Whatever you do, don't rotivate a garden with any weeds in it like bindweed that will grow from even the tiniest bit of root. You will effectively create thousands of little plants from the chopped up bits.





After you've weeded the lot and dug it over you have a few options. You can either:


Mulch over the lot with 3 - 6 inches of manure or composted bark etc and weed off anything that comes through.


Or. Don't mulch and weed out even more weeds than with a mulch.


Or. Mulch and spray off anything that comes through with a systemic herbicide (this will NOT remain in the soil). This is by far and away the most effective choice.


Or. Don't mulch and spray everything that comes through with a systemic herbicide.


It's up to you really. If you want to be ultra green, then don't spray. If you aren't that hard-line then weed and spray emerging seedlings.


If you love chemicals, spray the lot and don't dig a thing.





Hope you find a solution that suits your way of thinking and enjoy a lovely garden in the near future.

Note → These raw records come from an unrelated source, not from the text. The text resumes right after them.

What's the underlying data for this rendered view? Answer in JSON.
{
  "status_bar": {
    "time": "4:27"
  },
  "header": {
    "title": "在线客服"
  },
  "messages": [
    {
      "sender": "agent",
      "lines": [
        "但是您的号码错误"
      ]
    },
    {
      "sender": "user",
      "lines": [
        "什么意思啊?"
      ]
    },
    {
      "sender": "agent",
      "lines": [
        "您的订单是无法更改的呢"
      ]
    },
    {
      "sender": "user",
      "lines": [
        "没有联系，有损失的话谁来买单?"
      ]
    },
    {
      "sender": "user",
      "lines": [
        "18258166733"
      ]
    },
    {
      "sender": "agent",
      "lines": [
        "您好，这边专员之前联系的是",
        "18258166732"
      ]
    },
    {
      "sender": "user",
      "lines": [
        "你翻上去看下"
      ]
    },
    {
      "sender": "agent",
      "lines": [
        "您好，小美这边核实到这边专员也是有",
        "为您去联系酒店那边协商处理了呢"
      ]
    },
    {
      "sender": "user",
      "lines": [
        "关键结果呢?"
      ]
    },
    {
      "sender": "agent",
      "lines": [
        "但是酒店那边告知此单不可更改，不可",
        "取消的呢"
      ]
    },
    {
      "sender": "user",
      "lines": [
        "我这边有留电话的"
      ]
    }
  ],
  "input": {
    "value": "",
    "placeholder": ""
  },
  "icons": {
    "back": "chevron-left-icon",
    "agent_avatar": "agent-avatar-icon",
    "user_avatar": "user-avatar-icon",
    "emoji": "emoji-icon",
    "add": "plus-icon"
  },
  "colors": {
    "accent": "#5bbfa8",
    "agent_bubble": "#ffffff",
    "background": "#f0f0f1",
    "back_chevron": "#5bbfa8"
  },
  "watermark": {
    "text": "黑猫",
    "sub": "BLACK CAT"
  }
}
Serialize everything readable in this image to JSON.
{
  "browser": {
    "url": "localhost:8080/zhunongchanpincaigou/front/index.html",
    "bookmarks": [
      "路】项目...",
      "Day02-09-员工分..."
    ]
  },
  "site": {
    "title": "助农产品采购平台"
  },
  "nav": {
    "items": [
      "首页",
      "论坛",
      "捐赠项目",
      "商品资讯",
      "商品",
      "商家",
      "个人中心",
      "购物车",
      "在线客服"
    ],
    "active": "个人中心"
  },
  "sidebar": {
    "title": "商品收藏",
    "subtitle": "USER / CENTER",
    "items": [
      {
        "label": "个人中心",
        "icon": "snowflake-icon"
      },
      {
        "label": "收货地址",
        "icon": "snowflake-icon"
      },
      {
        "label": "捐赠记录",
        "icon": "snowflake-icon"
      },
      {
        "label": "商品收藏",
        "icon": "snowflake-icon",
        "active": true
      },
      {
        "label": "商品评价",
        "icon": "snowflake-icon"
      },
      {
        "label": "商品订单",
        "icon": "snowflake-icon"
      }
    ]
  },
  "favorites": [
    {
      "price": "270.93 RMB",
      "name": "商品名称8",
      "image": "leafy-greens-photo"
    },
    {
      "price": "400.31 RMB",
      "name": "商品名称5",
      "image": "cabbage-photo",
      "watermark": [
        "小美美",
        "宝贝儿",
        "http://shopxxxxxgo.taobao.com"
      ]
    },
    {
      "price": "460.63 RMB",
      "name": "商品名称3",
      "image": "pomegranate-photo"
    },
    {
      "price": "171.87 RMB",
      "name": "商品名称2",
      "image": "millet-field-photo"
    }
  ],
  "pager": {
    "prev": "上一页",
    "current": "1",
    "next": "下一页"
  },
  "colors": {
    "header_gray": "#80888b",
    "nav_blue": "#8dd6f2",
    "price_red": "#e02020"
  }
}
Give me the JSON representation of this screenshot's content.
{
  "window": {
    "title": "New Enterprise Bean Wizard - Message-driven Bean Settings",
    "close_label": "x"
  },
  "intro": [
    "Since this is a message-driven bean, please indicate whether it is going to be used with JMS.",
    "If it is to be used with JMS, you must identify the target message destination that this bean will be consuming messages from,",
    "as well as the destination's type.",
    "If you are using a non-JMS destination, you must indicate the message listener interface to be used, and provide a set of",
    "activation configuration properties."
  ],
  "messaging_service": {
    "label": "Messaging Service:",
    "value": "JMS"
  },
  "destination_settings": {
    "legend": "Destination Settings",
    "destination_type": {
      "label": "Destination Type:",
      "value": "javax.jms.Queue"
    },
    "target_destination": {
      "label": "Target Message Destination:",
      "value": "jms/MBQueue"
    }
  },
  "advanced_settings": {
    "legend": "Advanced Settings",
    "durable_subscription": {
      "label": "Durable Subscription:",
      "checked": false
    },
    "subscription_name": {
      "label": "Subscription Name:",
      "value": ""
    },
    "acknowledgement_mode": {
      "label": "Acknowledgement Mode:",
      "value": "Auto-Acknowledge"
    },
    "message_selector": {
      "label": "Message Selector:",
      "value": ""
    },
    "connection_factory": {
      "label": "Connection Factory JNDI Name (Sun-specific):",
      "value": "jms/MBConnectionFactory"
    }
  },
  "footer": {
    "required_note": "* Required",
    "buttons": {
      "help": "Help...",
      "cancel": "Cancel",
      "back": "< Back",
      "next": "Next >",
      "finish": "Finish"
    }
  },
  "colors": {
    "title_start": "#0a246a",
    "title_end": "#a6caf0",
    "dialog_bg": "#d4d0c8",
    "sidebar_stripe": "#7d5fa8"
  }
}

If you plant it up with a good ground cover plant that will shade out the weeds, that will help too.
Reply:strip to the waist and get stuck in and dig deep
Reply:hire a rotivator for 5 minutes
Reply:to rid your garden of persistant weeds takes time and may not be easy. But you can try covering with black plastic,leaving it for months before removal. Best is to dig and hand remove EVERY bit of root. Then mulch with a soil improver from your recycling depot at least 4inches deep. It`ll smother any weeds that remain.